Job Interviews While Pregnant

By Robin Elise Weiss, LCCE, About.com

What is the biggest problem facing working pregnant women?

The most serious problem is old attitudes toward women's roles and all the baggage that comes along them. For example, many employers see a pregnant woman and, rather than seeing a competent professional, they see someone needing protection who is about to leave them hanging in nine months. The problem is that these attitudes are self-fulfilling prophecies: because a woman is pregnant, she doesn't get an important training opportunity and then, the employer decides that without the training she can't handle the most challenging problems, and then assigns her rote work. Very soon, since she doesn't have the training, she gets more and more rote work. As a result, the employer decides that all she's good for and that, after all, he was right because look at the rote work she's doing. It is a vicious cycle and the graveyard for the dreams of many working women who become pregnant.

What about job interviews when pregnant? What is legal and illegal for potential employers to ask?

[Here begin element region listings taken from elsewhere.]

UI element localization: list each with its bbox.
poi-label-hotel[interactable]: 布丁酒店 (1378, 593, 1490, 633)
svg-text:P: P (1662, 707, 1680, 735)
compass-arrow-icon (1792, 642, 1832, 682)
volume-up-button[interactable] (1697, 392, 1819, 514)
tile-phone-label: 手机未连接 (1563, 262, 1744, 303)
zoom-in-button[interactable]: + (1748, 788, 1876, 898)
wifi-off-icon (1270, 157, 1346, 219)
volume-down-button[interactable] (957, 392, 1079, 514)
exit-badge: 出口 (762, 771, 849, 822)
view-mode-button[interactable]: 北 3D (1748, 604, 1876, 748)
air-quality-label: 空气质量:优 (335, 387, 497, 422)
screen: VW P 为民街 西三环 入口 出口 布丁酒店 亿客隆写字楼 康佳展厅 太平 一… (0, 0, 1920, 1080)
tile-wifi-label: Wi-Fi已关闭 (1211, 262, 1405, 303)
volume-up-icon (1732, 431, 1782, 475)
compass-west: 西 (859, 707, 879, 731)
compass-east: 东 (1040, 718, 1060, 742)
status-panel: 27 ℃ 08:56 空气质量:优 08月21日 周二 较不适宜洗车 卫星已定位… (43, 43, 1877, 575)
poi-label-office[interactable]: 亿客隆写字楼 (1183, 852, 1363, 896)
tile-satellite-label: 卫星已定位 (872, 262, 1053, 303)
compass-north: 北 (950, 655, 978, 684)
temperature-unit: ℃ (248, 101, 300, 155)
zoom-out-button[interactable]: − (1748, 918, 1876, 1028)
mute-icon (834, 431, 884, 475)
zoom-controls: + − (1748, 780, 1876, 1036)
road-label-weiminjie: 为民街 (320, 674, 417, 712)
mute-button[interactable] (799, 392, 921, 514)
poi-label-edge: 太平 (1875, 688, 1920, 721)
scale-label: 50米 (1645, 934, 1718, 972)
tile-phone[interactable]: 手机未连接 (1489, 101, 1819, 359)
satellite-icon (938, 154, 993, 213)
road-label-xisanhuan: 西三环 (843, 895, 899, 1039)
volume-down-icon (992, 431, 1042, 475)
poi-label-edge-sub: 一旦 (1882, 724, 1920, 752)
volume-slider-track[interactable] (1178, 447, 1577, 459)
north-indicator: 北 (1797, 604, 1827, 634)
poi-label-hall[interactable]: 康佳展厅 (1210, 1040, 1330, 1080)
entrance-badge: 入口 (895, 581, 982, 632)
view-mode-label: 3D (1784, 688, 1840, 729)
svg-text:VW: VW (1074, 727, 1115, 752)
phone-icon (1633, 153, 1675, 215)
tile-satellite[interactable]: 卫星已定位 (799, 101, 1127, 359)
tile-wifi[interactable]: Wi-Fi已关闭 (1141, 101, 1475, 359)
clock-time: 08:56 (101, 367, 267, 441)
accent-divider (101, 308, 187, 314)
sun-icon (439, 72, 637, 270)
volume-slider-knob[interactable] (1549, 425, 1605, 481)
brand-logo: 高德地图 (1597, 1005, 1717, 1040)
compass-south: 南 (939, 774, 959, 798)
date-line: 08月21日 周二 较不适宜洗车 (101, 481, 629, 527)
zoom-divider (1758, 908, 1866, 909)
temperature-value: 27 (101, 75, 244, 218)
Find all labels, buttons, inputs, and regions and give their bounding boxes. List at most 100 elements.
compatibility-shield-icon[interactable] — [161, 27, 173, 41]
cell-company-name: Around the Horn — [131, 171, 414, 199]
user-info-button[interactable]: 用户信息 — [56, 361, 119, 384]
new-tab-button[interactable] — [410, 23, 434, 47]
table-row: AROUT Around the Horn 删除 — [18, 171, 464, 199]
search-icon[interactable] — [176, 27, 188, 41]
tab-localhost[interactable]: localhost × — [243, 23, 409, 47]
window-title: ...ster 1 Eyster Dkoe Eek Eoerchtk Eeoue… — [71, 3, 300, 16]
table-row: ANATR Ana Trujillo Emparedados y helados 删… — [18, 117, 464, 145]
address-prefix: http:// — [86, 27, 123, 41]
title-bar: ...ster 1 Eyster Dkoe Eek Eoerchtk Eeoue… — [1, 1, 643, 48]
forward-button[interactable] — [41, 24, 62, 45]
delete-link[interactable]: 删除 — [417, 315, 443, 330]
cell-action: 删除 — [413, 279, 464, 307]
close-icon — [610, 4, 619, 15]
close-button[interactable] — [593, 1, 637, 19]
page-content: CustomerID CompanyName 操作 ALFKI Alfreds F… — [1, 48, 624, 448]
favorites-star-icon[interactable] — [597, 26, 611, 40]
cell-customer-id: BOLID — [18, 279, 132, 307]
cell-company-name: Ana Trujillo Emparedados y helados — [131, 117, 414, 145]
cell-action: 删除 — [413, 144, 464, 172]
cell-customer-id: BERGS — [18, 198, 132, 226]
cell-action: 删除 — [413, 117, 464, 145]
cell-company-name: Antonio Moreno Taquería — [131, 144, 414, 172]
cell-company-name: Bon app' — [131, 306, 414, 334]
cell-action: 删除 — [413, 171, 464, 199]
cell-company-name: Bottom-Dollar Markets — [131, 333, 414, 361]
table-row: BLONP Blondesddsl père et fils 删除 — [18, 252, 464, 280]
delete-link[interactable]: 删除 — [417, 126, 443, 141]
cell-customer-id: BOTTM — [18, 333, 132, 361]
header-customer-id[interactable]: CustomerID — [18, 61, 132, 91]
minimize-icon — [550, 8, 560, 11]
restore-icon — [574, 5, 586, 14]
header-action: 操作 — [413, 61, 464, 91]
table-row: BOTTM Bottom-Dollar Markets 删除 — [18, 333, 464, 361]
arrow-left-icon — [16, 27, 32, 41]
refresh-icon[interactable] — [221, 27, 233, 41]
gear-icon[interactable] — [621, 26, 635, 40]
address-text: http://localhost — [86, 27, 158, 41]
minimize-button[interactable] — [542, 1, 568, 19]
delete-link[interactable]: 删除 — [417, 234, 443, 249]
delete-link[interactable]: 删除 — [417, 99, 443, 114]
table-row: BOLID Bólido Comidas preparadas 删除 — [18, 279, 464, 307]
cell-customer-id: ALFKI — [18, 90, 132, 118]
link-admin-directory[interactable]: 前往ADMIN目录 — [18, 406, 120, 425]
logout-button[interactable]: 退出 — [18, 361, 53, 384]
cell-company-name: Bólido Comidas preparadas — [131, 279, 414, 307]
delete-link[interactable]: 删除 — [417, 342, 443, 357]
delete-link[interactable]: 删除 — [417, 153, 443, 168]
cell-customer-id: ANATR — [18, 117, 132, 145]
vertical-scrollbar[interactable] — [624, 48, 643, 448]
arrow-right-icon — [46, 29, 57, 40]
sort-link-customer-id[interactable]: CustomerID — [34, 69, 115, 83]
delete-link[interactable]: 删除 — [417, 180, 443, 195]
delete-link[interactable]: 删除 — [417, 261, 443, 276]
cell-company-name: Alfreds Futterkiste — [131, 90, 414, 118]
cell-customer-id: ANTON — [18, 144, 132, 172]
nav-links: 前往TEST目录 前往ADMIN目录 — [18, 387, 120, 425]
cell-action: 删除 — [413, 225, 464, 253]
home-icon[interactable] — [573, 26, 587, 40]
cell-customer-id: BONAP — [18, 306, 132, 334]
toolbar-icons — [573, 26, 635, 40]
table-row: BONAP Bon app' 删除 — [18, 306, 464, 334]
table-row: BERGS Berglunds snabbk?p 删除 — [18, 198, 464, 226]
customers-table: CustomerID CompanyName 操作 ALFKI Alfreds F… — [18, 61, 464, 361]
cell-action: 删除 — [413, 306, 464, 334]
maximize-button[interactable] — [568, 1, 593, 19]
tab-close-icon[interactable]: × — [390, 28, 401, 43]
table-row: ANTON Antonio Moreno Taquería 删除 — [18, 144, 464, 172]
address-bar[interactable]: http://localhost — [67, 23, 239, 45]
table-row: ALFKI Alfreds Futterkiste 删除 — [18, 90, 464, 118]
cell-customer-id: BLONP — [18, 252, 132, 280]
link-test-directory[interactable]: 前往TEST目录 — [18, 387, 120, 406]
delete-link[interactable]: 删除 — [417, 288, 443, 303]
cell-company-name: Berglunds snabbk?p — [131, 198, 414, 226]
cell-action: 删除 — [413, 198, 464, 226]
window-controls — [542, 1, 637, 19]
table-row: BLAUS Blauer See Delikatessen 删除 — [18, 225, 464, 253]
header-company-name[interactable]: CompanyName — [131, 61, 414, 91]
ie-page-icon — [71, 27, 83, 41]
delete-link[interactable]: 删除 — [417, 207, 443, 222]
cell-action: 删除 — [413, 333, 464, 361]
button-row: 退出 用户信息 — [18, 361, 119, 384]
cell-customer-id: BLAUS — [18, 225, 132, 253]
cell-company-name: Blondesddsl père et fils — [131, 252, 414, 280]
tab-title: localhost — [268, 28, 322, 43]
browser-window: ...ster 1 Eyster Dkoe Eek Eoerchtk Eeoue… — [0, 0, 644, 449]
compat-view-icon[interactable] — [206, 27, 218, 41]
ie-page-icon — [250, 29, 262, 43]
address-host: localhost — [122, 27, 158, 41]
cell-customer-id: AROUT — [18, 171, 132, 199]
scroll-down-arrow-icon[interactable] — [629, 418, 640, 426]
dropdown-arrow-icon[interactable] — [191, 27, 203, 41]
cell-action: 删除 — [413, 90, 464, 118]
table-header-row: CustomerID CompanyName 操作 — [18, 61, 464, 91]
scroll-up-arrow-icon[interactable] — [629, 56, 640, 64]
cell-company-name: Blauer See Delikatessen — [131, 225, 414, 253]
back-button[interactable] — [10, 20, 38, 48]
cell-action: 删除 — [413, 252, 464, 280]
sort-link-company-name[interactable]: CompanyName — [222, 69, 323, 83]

Job interviews are always challenging. But interviewing while pregnant take the stress to a much higher level There are, however, some things that you can do to ease the stress and increase your chances of interview success. Keep these things in mind:

  1. It is illegal to ask about your pregnancy.
  2. It is illegal at the interview stage to ask about medical conditions that might reveal a disability.

Your task is always the same: convince the employer of your ability and suitability for the job. If you are asked about your pregnancy, treat the question as an illegal one and politely decline to answer (most career websites should have interviewing advice about how to deal with the "illegal question").

When interviewing can you be asked about plans for future pregnancies, even if you are not pregnant?

An employer may not ask you about future plans that you may have for pregnancy during an interview or after you are hired. This is an illegal question.